Afrodite gostaria de falar mais, ela queria poder contar à filha tudo de bom que o futuro a reservava, o amor avassalador que ela iria viver, a felicidade que iria ter, a paz que iria encontrar. Mas ela não podia, Piper teria que enfrentar a tempestade para chegar no arco-íris. Afrodite sabia, porém, que apesar de seu coração de mãe se apertar agora, tudo iria se compensar no final, e ela mal podia esperar pra isso.
— Tudo bem, já chega. — Comenta Piper se levantando, e assustando a deusa distraída. — Cansei de chorar por esse idiota.
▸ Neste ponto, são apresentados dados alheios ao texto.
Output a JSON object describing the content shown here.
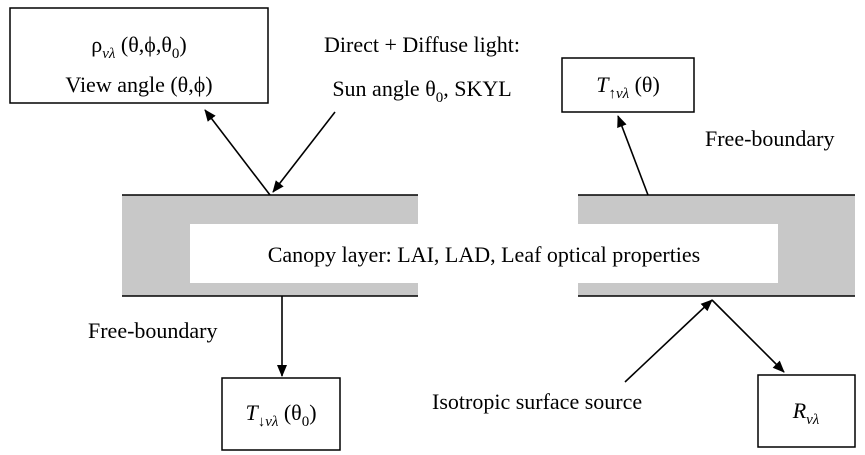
{
  "texts": [
    [
      {
        "t": "ρ"
      },
      {
        "t": "vλ",
        "sub": true,
        "italic": true
      },
      {
        "t": " (θ,ϕ,θ"
      },
      {
        "t": "0",
        "sub": true
      },
      {
        "t": ")"
      }
    ],
    [
      {
        "t": "View angle (θ,ϕ)"
      }
    ],
    [
      {
        "t": "Direct + Diffuse light:"
      }
    ],
    [
      {
        "t": "Sun angle θ"
      },
      {
        "t": "0",
        "sub": true
      },
      {
        "t": ", SKYL"
      }
    ],
    [
      {
        "t": "T",
        "italic": true
      },
      {
        "t": "↑vλ",
        "sub": true,
        "italic": true
      },
      {
        "t": " (θ)"
      }
    ],
    [
      {
        "t": "Free-boundary"
      }
    ],
    [
      {
        "t": "Canopy layer: LAI, LAD, Leaf optical properties"
      }
    ],
    [
      {
        "t": "Free-boundary"
      }
    ],
    [
      {
        "t": "T",
        "italic": true
      },
      {
        "t": "↓vλ",
        "sub": true,
        "italic": true
      },
      {
        "t": " (θ"
      },
      {
        "t": "0",
        "sub": true
      },
      {
        "t": ")"
      }
    ],
    [
      {
        "t": "Isotropic surface source"
      }
    ],
    [
      {
        "t": "R",
        "italic": true
      },
      {
        "t": "vλ",
        "sub": true,
        "italic": true
      }
    ]
  ]
}
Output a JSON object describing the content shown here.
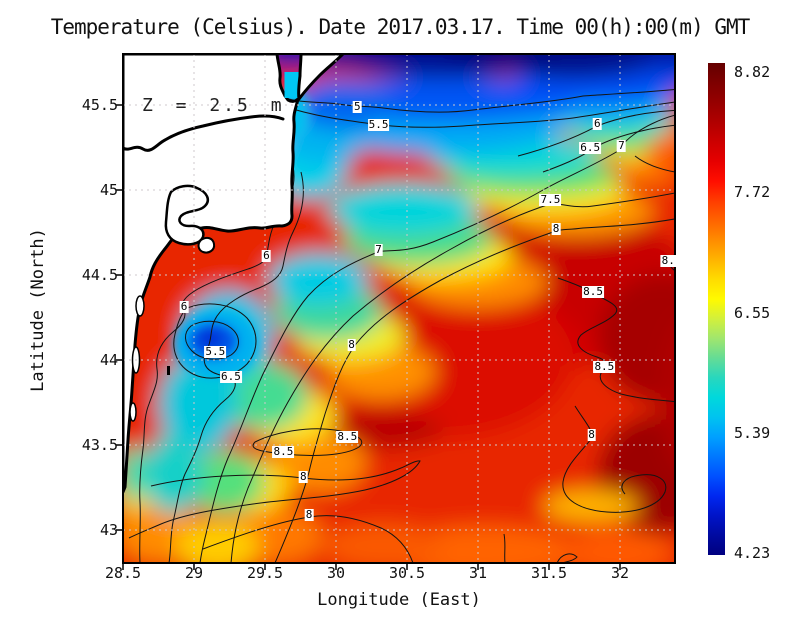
{
  "figure": {
    "title": "Temperature (Celsius). Date 2017.03.17. Time 00(h):00(m) GMT",
    "depth_label": "Z = 2.5 m"
  },
  "axes": {
    "x": {
      "label": "Longitude (East)",
      "ticks": [
        28.5,
        29,
        29.5,
        30,
        30.5,
        31,
        31.5,
        32
      ]
    },
    "y": {
      "label": "Latitude (North)",
      "ticks": [
        45.5,
        45,
        44.5,
        44,
        43.5,
        43
      ]
    }
  },
  "colorbar": {
    "labels": [
      "8.82",
      "7.72",
      "6.55",
      "5.39",
      "4.23"
    ],
    "min": 4.23,
    "max": 8.82,
    "palette_top_to_bottom": [
      "#640000",
      "#7e0000",
      "#960000",
      "#b00000",
      "#cc0000",
      "#e60000",
      "#ff0e00",
      "#ff3c00",
      "#ff6400",
      "#ff8c00",
      "#ffb400",
      "#ffdc00",
      "#fffa00",
      "#d2f03c",
      "#a0e66e",
      "#64dc96",
      "#28d7be",
      "#00d8dc",
      "#00c3f0",
      "#00a0ff",
      "#0078ff",
      "#0050ff",
      "#0028f0",
      "#0014c8",
      "#000aa0",
      "#000080"
    ]
  },
  "chart_data": {
    "type": "heatmap",
    "title": "Temperature (Celsius). Date 2017.03.17. Time 00(h):00(m) GMT",
    "xlabel": "Longitude (East)",
    "ylabel": "Latitude (North)",
    "x_ticks": [
      28.5,
      29,
      29.5,
      30,
      30.5,
      31,
      31.5,
      32
    ],
    "y_ticks": [
      45.5,
      45,
      44.5,
      44,
      43.5,
      43
    ],
    "xlim": [
      28.5,
      32.39
    ],
    "ylim": [
      42.81,
      45.8
    ],
    "value_unit": "Celsius",
    "value_range": [
      4.23,
      8.82
    ],
    "depth": "Z = 2.5 m",
    "grid": true,
    "contour_levels": [
      5,
      5.5,
      6,
      6.5,
      7,
      7.5,
      8,
      8.5
    ],
    "contour_labels": [
      {
        "value": "5",
        "lon": 30.15,
        "lat": 45.49
      },
      {
        "value": "5.5",
        "lon": 30.3,
        "lat": 45.38
      },
      {
        "value": "6",
        "lon": 31.84,
        "lat": 45.39
      },
      {
        "value": "6.5",
        "lon": 31.79,
        "lat": 45.25
      },
      {
        "value": "7",
        "lon": 32.01,
        "lat": 45.26
      },
      {
        "value": "7.5",
        "lon": 31.51,
        "lat": 44.94
      },
      {
        "value": "8",
        "lon": 31.55,
        "lat": 44.77
      },
      {
        "value": "7",
        "lon": 30.3,
        "lat": 44.65
      },
      {
        "value": "6",
        "lon": 29.51,
        "lat": 44.61
      },
      {
        "value": "8.",
        "lon": 32.34,
        "lat": 44.58
      },
      {
        "value": "8.5",
        "lon": 31.81,
        "lat": 44.4
      },
      {
        "value": "6",
        "lon": 28.93,
        "lat": 44.31
      },
      {
        "value": "8",
        "lon": 30.11,
        "lat": 44.09
      },
      {
        "value": "5.5",
        "lon": 29.15,
        "lat": 44.05
      },
      {
        "value": "8.5",
        "lon": 31.89,
        "lat": 43.96
      },
      {
        "value": "6.5",
        "lon": 29.26,
        "lat": 43.9
      },
      {
        "value": "8.5",
        "lon": 30.08,
        "lat": 43.55
      },
      {
        "value": "8",
        "lon": 31.8,
        "lat": 43.56
      },
      {
        "value": "8.5",
        "lon": 29.63,
        "lat": 43.46
      },
      {
        "value": "8",
        "lon": 29.77,
        "lat": 43.31
      },
      {
        "value": "8",
        "lon": 29.81,
        "lat": 43.09
      }
    ]
  }
}
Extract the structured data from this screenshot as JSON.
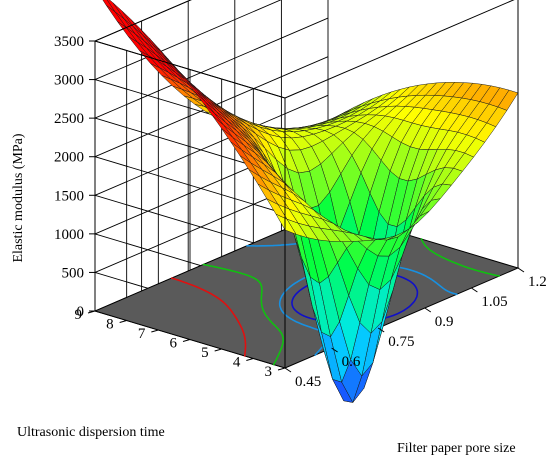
{
  "chart_data": {
    "type": "surface3d",
    "title": "",
    "zlabel": "Elastic modulus (MPa)",
    "xlabel": "Filter paper pore size",
    "ylabel": "Ultrasonic dispersion time",
    "x_ticks": [
      "0.45",
      "0.6",
      "0.75",
      "0.9",
      "1.05",
      "1.2"
    ],
    "y_ticks": [
      "3",
      "4",
      "5",
      "6",
      "7",
      "8",
      "9"
    ],
    "z_ticks": [
      "0",
      "500",
      "1000",
      "1500",
      "2000",
      "2500",
      "3000",
      "3500"
    ],
    "xlim": [
      0.45,
      1.2
    ],
    "ylim": [
      3,
      9
    ],
    "zlim": [
      0,
      3500
    ],
    "corner_values": [
      {
        "x": 0.45,
        "y": 9,
        "z": 2550
      },
      {
        "x": 0.45,
        "y": 3,
        "z": 1150
      },
      {
        "x": 1.2,
        "y": 9,
        "z": 1480
      },
      {
        "x": 1.2,
        "y": 3,
        "z": 1550
      }
    ],
    "peak": {
      "x": 0.5,
      "y": 8.2,
      "z": 2950
    },
    "minimum": {
      "x": 0.85,
      "y": 4.9,
      "z": -1500
    },
    "floor_contours": [
      {
        "color": "#e01010"
      },
      {
        "color": "#10c010"
      },
      {
        "color": "#1890e0"
      },
      {
        "color": "#1010c8"
      }
    ],
    "colormap": [
      "#2020ff",
      "#00e5ff",
      "#00ff40",
      "#ffff00",
      "#ff0000"
    ]
  }
}
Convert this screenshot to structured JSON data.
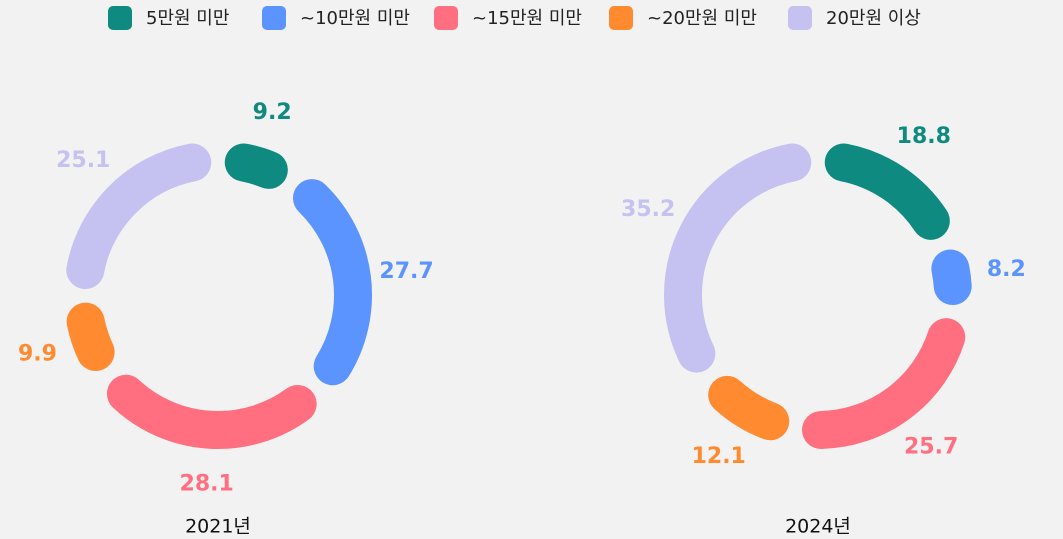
{
  "chart_data": [
    {
      "type": "pie",
      "title": "2021년",
      "categories": [
        "5만원 미만",
        "~10만원 미만",
        "~15만원 미만",
        "~20만원 미만",
        "20만원 이상"
      ],
      "colors": [
        "#0e8a80",
        "#5b93ff",
        "#ff6f80",
        "#ff8a30",
        "#c5c2f2"
      ],
      "values": [
        9.2,
        27.7,
        28.1,
        9.9,
        25.1
      ]
    },
    {
      "type": "pie",
      "title": "2024년",
      "values": [
        18.8,
        8.2,
        25.7,
        12.1,
        35.2
      ]
    }
  ]
}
Uma nova fase começa agora, e eu não irei levar meu passado comigo.
— Que bom, minha querida. O que acha de irmos encontrar os meninos?
— Claro, mas, onde eles estão?
— De acordo com Poseidon? Na casa de Sally Jackson, e é para lá que nós vamos. — riu a mais velha, que rapidamente se levantou e puxou a mais nova pela mão. Rindo da atitude da mãe, Piper a acompanhou, mas tranquila depois das conversas.